1. Choose Hardy Shrub Varieties
The best way to increase your shrubs' chances of surviving a cold winter is to select plants that are suited to your climate. When selecting shrubs, trees, and other plants, check your hardiness zone and other required growing conditions to get the best possible plant for your location. If you have a shrub that regularly struggles through winter, consider replacing it with a species that is more suited to the unique growing conditions of your landscape. Begin your search with plants that are native to your area.
2. Keep Your Plants Well-Watered
Healthy and adequately hydrated plants have the best chance of surviving winter. Water is often the most limited resource for growth and one that you can supply with relative ease. Water shrubs deeply in fall, especially if moisture has been scarce during the growing season. Supplemental water will encourage strong root growth, which is the foundation of a strong, healthy plant, even after the stems have gone dormant. Aim to apply enough water to moisten the soil 8 to 10 inches below the surface once a week until the ground freezes.
3. Insulate Roots from Temperature Extremes
Newly planted shrubs and those that are sensitive to cold temperatures in your area need extra protection at the soil level. Snow naturally helps insulate the plant’s root zone and moderate soil temperature, but you can't count on a consistent 12-inch layer of white every year. Spread a 4-inch layer of mulch around your shrubs to create a blanket of protection. Shredded bark, leaves, straw, or compost are all good mulch choices. Remove the mulch at the first signs of growth in spring.
4. Prevent Critter Damage
Hungry deer, rabbits, mice, and all their relatives can turn a shrub into a winter buffet when food sources are in short supply across the landscape. Unfortunately, no shrubs are safe from animal damage during particularly harsh winters. The best tactic is to fence especially vulnerable plants, such as arborvitae and yews.
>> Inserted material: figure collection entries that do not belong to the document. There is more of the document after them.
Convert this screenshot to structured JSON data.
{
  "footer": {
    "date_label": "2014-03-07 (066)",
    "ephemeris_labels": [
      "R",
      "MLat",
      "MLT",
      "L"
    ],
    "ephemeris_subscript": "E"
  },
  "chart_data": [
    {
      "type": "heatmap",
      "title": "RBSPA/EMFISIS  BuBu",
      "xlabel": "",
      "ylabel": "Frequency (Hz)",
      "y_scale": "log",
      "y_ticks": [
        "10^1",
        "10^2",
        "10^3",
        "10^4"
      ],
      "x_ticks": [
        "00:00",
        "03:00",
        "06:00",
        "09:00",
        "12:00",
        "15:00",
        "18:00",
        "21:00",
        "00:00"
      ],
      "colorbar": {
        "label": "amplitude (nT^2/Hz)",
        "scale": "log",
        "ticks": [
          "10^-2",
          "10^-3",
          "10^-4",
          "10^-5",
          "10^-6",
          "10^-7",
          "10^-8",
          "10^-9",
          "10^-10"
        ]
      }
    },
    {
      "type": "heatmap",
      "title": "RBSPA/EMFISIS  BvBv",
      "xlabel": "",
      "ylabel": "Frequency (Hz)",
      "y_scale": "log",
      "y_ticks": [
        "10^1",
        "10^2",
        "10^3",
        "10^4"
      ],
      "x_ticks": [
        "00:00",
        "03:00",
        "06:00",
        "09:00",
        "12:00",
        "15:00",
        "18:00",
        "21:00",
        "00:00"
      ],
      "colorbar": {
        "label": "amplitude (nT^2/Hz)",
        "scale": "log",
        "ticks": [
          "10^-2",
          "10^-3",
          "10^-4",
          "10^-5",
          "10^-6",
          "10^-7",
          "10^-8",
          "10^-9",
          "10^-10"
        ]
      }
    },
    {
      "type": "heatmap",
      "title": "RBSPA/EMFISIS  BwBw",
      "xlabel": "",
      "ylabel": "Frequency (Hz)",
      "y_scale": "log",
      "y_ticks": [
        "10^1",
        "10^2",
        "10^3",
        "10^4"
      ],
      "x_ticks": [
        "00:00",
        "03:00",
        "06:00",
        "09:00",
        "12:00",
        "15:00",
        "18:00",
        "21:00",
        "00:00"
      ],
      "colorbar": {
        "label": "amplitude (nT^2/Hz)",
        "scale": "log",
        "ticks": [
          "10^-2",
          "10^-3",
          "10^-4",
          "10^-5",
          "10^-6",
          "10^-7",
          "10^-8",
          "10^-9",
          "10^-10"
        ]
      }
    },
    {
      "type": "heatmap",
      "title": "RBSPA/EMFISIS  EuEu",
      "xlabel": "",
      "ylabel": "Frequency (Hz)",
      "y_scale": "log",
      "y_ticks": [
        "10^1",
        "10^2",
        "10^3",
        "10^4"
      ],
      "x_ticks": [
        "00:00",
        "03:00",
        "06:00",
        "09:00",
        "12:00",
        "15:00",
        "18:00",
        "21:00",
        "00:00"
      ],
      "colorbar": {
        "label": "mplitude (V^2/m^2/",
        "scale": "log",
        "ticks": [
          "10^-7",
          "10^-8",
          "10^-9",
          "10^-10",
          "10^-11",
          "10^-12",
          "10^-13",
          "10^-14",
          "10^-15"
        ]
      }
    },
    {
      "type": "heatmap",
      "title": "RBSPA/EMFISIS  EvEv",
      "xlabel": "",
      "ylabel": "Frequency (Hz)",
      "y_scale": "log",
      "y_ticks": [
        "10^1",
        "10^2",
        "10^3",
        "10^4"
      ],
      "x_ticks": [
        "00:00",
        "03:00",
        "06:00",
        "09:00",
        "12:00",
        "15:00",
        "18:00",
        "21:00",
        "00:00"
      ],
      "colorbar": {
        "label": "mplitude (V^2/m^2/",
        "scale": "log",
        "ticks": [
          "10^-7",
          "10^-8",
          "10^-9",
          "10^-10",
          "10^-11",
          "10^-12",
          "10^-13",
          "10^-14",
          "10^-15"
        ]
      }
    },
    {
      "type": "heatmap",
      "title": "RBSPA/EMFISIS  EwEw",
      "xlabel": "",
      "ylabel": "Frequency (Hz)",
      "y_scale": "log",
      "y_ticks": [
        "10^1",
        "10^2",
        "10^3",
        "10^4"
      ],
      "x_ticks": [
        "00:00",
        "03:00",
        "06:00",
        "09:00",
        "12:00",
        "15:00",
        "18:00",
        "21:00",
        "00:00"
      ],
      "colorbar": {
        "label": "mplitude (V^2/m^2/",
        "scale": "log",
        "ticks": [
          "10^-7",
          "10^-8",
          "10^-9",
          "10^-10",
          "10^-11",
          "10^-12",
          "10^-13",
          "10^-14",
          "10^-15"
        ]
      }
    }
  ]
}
Use a barrier around valuable or sentimental landscape plants, too.
Fencing material varies depending on the critters you are trying to keep at bay. Rabbits, mice, and other small rodents can be shut out with a cylinder of ¼-inch mesh hardware cloth ($13, The Home Depot) wrapped around the shrub. Be sure your barrier extends at least 24 inches above the anticipated snow line. For added protection, bury the bottom edge of the hardware cloth a few inches in the ground to prevent animals from burrowing under it to access the shrub. If you want to keep deer away, you'll need a fence at least 8 feet tall.
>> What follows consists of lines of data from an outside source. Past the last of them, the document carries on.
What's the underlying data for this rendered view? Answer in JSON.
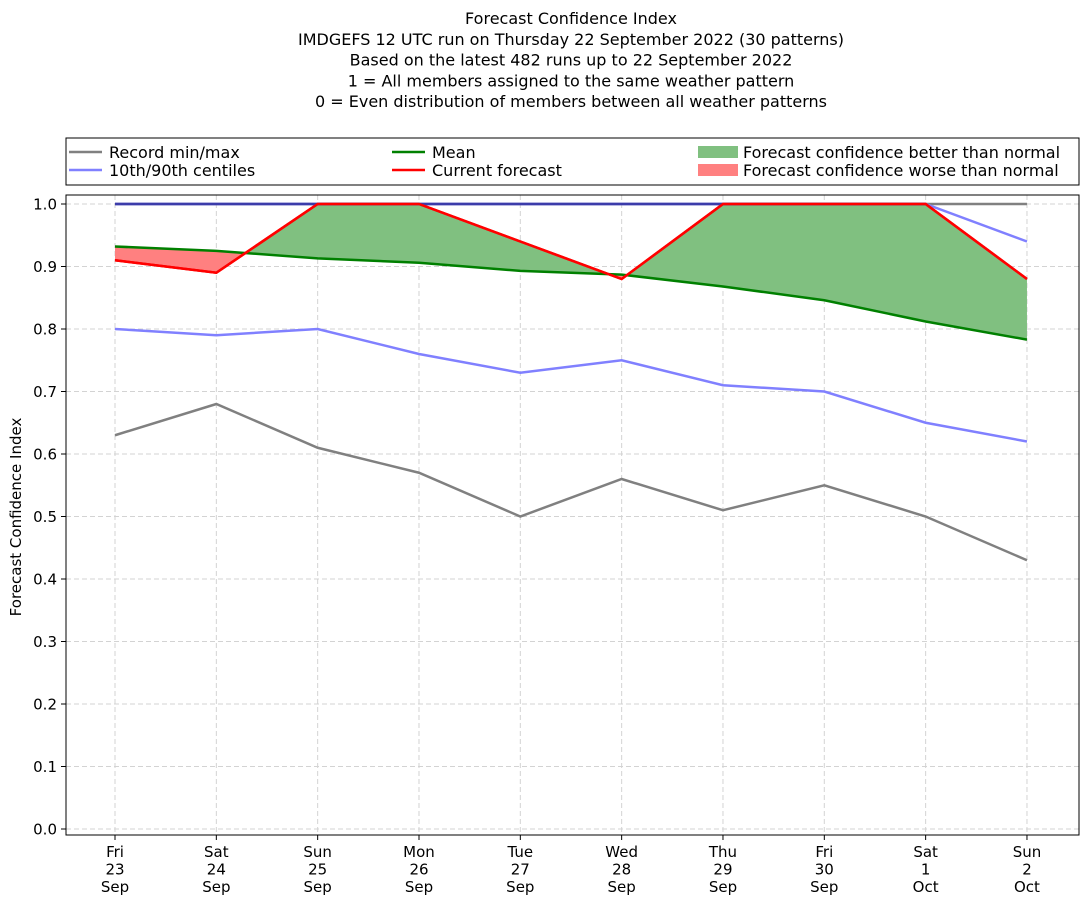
{
  "chart_data": {
    "type": "line",
    "title_lines": [
      "Forecast Confidence Index",
      "IMDGEFS 12 UTC run on Thursday 22 September 2022 (30 patterns)",
      "Based on the latest 482 runs up to 22 September 2022",
      "1 = All members assigned to the same weather pattern",
      "0 = Even distribution of members between all weather patterns"
    ],
    "ylabel": "Forecast Confidence Index",
    "ylim": [
      0.0,
      1.0
    ],
    "yticks": [
      "0.0",
      "0.1",
      "0.2",
      "0.3",
      "0.4",
      "0.5",
      "0.6",
      "0.7",
      "0.8",
      "0.9",
      "1.0"
    ],
    "categories": [
      [
        "Fri",
        "23",
        "Sep"
      ],
      [
        "Sat",
        "24",
        "Sep"
      ],
      [
        "Sun",
        "25",
        "Sep"
      ],
      [
        "Mon",
        "26",
        "Sep"
      ],
      [
        "Tue",
        "27",
        "Sep"
      ],
      [
        "Wed",
        "28",
        "Sep"
      ],
      [
        "Thu",
        "29",
        "Sep"
      ],
      [
        "Fri",
        "30",
        "Sep"
      ],
      [
        "Sat",
        "1",
        "Oct"
      ],
      [
        "Sun",
        "2",
        "Oct"
      ]
    ],
    "grid": true,
    "legend_position": "top, above plot, 3 columns",
    "legend": [
      {
        "label": "Record min/max",
        "kind": "line",
        "color": "#808080"
      },
      {
        "label": "10th/90th centiles",
        "kind": "line",
        "color": "#8080ff"
      },
      {
        "label": "Mean",
        "kind": "line",
        "color": "#008000"
      },
      {
        "label": "Current forecast",
        "kind": "line",
        "color": "#ff0000"
      },
      {
        "label": "Forecast confidence better than normal",
        "kind": "patch",
        "color": "#80c080"
      },
      {
        "label": "Forecast confidence worse than normal",
        "kind": "patch",
        "color": "#ff8080"
      }
    ],
    "series": [
      {
        "key": "record_max",
        "color": "#808080",
        "values": [
          1.0,
          1.0,
          1.0,
          1.0,
          1.0,
          1.0,
          1.0,
          1.0,
          1.0,
          1.0
        ]
      },
      {
        "key": "record_min",
        "color": "#808080",
        "values": [
          0.63,
          0.68,
          0.61,
          0.57,
          0.5,
          0.56,
          0.51,
          0.55,
          0.5,
          0.43
        ]
      },
      {
        "key": "p90",
        "color": "#8080ff",
        "values": [
          1.0,
          1.0,
          1.0,
          1.0,
          1.0,
          1.0,
          1.0,
          1.0,
          1.0,
          0.94
        ]
      },
      {
        "key": "p10",
        "color": "#8080ff",
        "values": [
          0.8,
          0.79,
          0.8,
          0.76,
          0.73,
          0.75,
          0.71,
          0.7,
          0.65,
          0.62
        ]
      },
      {
        "key": "mean",
        "color": "#008000",
        "values": [
          0.932,
          0.925,
          0.913,
          0.906,
          0.893,
          0.887,
          0.868,
          0.846,
          0.812,
          0.783
        ]
      },
      {
        "key": "current",
        "color": "#ff0000",
        "values": [
          0.91,
          0.89,
          1.0,
          1.0,
          0.94,
          0.88,
          1.0,
          1.0,
          1.0,
          0.88
        ]
      }
    ],
    "fill_better_color": "#80c080",
    "fill_worse_color": "#ff8080"
  }
}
Liquid repellents can keep deer and other animals away when applied frequently. Products made from strong-smelling egg solids, predator urine, and slaughterhouse waste are the most effective, but if you'd like to spare your own nose, you might not want to use them too close to walkways or outdoor seating areas. For best results with repellents, begin applying them early in the season and reapply after rain or snow.
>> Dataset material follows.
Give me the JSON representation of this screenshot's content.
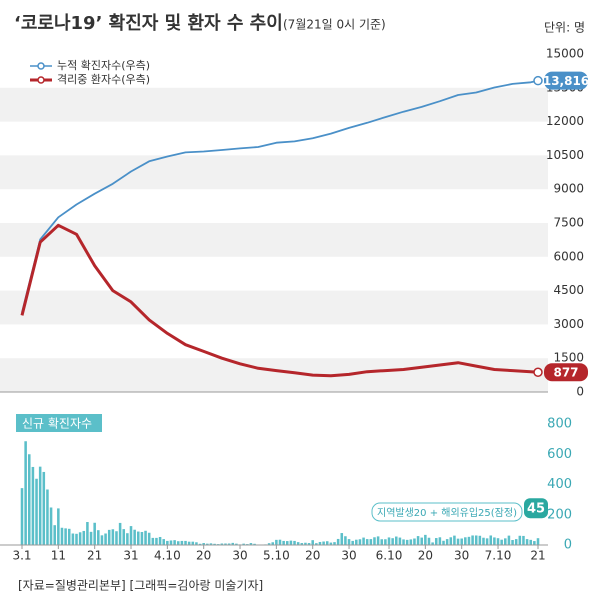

5. Protect Shrubs from Winter Winds
Broadleaf evergreen shrubs, such as rhododendrons and boxwood are especially susceptible to drying winter winds. Strong gusts of freezing air can cause the plants’ leaves or needles to lose water and eventually turn brown. The water loss can be extreme enough to severely damage or kill a shrub.
Creating a temporary windbreak around vulnerable plants will help. For larger shrubs, drive a few stakes into the ground around the plant in fall. Wrap the stakes with burlap or canvas cloth. Never use plastic; it can cause damaging temperature fluctuations. For smaller shrubs, a plant cover ($13, The Home Depot) is a simple solution.